"Aussitôt après nous commence le monde que nous avons nommé, que nous ne cesserons pas de nommer le monde moderne. Le monde qui fait le malin." Charles Péguy

11/02/2013

Dans le train


Installé dans un « carré » de la deuxième classe d’un TGV, je fais face à une jeune femme dont il est impossible de croiser le regard. Lorsque son pied heurtera malencontreusement mon tibia, elle rectifiera sa position sans lever le nez de son best-seller consacré (je me renseignerai plus tard) à la révolution antispéciste menée par des fourmis et des humains plus éclairés que les autres, qui s’affranchissant  des préjugés millénaires qui les séparent finissent par « coopérer pour un monde meilleur ». Faut-il attribuer la réserve de ma camarade humaine à une délicate pudeur ? C’est peu probable. Car la voilà maintenant absorbée par son smartphone qu’elle consulte d’un front soucieux et d’un doigt nerveux. Avec force mimiques, elle donne libre court aux émotions que provoquent chez elle les messages qu’elle reçoit ou « les infos » qu’elle consulte sans craindre nos regards. Un curieux manteau de fourrure à fermeture éclair, sans manche, faut-il appeler cela un débardeur ? lui sert de carapace. Et je me demande si nous autres qui partageons son compartiment, ne représentons pas à ses yeux absents moins encore que la petite bête chaude, dont la peau écorchée la protège aujourd’hui du froid et de la présence superflue de ses semblables.

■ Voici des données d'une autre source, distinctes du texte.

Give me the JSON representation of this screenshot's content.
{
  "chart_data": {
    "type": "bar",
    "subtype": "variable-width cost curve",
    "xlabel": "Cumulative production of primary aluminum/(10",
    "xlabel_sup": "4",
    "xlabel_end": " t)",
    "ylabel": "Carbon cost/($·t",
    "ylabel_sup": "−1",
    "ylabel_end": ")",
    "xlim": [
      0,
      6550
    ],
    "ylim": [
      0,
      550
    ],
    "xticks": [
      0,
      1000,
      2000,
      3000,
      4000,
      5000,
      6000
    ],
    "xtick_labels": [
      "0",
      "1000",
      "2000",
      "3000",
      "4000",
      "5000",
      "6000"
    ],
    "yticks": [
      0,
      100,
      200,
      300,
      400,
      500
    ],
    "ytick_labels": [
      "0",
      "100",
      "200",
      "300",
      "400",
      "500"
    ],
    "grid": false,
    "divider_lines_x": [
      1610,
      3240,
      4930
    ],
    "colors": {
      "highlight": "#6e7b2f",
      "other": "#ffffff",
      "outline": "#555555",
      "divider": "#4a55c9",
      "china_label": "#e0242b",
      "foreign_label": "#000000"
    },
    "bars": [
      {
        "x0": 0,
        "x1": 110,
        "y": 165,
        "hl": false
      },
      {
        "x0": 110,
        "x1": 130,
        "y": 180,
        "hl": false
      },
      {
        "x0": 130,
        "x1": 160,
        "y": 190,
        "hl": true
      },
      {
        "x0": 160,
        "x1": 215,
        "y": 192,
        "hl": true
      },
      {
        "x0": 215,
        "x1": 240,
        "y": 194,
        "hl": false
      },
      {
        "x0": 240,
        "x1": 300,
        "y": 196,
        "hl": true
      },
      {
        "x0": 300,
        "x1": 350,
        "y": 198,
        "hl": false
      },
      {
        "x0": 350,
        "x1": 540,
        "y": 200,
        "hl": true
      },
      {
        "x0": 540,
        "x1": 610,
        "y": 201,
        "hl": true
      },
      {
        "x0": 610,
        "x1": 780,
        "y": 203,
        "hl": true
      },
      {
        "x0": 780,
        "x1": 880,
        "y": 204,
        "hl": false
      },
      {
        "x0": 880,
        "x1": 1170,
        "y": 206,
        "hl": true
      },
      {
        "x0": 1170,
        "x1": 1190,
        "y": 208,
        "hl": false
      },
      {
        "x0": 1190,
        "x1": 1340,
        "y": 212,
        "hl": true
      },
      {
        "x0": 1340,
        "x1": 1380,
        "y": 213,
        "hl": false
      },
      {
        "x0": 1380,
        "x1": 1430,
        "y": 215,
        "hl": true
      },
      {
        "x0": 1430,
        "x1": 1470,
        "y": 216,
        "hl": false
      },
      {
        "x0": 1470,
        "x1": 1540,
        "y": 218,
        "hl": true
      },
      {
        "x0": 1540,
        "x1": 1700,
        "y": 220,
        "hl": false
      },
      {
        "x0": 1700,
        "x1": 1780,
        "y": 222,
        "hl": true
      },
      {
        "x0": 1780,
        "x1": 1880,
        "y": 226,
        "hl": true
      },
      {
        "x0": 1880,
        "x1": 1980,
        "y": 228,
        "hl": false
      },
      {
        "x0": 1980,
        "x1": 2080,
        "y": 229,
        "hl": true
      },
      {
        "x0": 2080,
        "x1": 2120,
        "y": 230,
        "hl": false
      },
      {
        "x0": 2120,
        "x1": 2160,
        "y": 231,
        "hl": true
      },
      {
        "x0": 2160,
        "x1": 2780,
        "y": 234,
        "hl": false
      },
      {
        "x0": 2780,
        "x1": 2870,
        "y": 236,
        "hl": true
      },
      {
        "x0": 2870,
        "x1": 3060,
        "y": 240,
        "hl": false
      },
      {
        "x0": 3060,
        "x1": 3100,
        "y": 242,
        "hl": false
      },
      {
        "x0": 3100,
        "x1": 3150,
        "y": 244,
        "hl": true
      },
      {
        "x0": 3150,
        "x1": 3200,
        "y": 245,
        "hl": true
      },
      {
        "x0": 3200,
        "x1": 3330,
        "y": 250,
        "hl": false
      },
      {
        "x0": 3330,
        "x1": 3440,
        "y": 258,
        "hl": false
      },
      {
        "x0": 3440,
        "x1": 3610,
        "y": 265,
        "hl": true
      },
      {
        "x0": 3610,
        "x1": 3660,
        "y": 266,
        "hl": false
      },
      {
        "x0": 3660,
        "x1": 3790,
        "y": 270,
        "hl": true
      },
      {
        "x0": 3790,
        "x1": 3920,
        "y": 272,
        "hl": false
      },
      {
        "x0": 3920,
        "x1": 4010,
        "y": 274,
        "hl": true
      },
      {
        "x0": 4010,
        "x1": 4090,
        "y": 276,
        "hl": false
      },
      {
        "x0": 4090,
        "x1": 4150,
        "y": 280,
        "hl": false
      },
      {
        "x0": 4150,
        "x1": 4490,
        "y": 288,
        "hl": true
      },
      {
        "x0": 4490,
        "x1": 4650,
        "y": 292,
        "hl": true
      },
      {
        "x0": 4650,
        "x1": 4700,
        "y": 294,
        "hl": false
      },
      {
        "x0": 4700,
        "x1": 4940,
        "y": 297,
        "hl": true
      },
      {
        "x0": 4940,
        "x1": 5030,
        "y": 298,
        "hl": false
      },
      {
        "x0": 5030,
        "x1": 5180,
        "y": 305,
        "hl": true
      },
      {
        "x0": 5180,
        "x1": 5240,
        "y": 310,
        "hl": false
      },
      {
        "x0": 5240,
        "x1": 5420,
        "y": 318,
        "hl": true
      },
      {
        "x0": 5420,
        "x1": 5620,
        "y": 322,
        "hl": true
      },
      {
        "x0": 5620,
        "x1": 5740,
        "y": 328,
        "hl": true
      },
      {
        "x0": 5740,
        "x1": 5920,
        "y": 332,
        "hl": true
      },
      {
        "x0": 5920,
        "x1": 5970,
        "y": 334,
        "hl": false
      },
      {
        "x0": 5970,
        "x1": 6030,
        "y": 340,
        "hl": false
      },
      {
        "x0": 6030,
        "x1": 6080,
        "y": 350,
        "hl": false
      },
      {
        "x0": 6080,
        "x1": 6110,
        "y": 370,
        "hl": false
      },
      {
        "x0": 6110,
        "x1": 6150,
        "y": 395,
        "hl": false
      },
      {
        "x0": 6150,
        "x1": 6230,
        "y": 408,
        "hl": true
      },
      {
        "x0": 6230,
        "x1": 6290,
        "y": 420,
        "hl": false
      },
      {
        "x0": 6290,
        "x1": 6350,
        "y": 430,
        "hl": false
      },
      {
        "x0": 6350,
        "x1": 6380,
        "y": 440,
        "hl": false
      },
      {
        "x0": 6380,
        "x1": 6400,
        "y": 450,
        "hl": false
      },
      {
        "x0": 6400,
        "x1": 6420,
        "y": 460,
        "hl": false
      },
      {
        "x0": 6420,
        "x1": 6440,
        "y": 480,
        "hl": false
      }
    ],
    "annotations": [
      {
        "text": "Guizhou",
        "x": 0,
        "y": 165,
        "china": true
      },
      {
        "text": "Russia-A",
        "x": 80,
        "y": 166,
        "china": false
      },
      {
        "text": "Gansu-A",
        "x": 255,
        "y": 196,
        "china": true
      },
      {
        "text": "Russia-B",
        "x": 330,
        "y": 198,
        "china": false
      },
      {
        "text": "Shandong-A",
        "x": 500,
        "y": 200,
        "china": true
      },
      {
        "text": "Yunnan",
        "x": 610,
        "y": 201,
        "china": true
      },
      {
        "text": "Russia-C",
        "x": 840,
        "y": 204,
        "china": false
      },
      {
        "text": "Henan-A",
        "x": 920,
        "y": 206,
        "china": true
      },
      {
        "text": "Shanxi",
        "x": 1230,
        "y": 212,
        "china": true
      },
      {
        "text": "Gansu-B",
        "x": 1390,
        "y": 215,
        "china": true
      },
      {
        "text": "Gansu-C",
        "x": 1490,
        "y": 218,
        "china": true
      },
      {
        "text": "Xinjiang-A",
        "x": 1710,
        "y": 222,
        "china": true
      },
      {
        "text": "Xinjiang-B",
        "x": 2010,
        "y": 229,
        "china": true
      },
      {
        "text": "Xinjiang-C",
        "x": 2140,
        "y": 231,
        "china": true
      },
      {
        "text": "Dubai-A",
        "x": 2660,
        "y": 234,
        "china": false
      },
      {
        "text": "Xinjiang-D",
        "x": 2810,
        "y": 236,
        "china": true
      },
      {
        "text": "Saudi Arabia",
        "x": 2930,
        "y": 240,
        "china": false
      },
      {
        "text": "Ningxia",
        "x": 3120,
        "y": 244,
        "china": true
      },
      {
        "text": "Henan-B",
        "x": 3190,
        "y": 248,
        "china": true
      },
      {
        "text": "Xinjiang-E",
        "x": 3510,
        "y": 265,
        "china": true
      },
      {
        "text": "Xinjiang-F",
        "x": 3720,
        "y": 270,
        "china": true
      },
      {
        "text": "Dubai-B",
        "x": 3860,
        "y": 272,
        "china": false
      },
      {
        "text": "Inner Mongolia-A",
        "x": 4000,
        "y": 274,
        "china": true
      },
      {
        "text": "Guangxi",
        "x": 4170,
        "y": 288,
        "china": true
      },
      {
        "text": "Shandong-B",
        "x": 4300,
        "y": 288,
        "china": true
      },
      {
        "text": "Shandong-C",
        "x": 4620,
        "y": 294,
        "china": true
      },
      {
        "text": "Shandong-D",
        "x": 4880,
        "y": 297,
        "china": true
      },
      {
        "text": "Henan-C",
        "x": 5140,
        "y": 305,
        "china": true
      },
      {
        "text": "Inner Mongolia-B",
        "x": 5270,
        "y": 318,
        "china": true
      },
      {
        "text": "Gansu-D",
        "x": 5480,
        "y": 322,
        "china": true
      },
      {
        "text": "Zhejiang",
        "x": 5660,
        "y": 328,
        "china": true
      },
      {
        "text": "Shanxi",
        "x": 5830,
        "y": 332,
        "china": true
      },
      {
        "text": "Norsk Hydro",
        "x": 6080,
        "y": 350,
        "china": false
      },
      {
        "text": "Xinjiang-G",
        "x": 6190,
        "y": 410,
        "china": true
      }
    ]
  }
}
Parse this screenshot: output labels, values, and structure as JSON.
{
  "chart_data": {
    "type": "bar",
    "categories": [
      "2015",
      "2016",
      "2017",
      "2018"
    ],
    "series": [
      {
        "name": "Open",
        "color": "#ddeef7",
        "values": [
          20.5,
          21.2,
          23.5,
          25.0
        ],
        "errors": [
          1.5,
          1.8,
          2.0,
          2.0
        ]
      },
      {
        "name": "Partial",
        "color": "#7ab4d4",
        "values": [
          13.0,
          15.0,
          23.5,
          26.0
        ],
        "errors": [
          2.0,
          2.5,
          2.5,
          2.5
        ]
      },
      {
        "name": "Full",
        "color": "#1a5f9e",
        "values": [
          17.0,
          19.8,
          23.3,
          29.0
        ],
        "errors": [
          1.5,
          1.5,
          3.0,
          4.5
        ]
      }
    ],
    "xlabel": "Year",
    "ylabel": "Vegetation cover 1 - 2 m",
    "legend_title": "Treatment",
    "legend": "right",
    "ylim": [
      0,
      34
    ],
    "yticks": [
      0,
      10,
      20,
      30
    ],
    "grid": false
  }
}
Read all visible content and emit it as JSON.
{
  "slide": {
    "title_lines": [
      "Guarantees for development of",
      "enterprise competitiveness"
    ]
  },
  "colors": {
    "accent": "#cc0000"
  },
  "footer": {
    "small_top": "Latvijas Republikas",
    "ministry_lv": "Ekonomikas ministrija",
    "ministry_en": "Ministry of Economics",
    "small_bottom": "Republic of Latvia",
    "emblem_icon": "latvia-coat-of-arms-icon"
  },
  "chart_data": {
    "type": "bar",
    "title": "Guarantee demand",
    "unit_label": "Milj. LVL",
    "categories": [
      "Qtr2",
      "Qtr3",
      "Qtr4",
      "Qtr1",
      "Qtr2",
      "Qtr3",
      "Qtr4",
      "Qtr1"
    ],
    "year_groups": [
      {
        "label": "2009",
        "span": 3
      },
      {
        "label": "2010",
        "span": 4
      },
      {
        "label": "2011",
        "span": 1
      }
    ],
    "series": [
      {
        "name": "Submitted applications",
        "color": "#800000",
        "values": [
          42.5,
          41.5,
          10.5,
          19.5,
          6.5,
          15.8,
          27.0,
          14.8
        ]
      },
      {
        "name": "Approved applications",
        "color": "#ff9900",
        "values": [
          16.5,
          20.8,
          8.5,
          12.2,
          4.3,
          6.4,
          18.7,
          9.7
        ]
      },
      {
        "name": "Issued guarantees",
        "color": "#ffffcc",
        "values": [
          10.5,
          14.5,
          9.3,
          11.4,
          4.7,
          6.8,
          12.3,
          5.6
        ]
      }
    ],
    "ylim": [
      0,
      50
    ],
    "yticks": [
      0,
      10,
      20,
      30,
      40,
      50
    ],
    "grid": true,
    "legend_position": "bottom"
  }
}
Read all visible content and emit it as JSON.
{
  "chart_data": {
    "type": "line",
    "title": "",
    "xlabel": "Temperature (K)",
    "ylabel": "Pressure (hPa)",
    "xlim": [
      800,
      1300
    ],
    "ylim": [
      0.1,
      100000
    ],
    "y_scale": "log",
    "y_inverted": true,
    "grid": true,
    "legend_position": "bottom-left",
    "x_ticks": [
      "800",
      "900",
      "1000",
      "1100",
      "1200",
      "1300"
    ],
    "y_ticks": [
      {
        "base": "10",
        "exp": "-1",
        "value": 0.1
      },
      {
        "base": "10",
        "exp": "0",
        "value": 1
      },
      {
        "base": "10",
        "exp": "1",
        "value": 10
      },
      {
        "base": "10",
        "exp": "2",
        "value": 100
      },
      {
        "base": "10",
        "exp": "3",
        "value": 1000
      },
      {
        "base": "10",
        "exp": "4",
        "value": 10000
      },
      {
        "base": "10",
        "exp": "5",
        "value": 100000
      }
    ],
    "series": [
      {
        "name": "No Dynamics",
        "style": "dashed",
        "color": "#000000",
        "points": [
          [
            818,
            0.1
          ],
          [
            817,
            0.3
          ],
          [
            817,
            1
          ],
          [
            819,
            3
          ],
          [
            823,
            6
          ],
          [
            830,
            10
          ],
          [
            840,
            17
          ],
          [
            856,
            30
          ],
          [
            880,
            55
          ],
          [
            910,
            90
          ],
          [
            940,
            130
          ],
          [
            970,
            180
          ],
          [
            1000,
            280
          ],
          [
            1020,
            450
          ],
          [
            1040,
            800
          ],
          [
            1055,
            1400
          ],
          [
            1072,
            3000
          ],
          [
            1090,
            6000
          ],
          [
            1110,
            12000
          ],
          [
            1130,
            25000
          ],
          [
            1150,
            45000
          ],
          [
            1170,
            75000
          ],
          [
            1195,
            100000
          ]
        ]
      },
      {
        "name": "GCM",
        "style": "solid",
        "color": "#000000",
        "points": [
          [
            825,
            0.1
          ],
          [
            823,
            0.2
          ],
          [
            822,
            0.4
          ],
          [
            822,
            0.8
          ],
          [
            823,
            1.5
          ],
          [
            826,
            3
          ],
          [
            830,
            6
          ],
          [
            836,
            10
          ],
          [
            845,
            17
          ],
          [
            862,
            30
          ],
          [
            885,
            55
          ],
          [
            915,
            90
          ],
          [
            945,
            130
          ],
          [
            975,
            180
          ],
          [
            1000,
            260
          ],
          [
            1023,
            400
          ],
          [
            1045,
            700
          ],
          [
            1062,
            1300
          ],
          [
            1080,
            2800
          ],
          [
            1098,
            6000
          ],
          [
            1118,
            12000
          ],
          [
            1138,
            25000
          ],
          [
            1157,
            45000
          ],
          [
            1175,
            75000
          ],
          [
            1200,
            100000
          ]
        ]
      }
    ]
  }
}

Dans le carré d’à côté, il s’agit vraisemblablement d’un groupe de collègues en voyage d’affaires, des cadres moyens, informaticiens ou experts-comptables, qui discutent aimablement lecture : deux d’entre eux ont  entre les mains les best-sellers dont ils parlent. Le premier est le xième volume d'une saga héroïco-fantaisiste à la couverture criarde, pleine de péripéties, d’univers, d’humanoïdes et d’elfes, écrite et lue en anglais. L’autre est un polar, encore en anglais.  Dans leur discussion, il apparaît qu’il y a chez ces jeunes gens sympathiques la volonté de faire d’une pierre deux coups : maintenir leur niveau de fluency et se divertir à coup sûr. Cette attitude dénuée de tout snobisme, où se conjuguent chez des êtres à qui je ressemble tant le souci de ne pas perdre de temps et de se divertir, me déprime aussi sûrement que si l’on m’annonçait que François Taillandier, Pierre Jourde ou Anne Plantagenet n’avaient plus d’éditeur.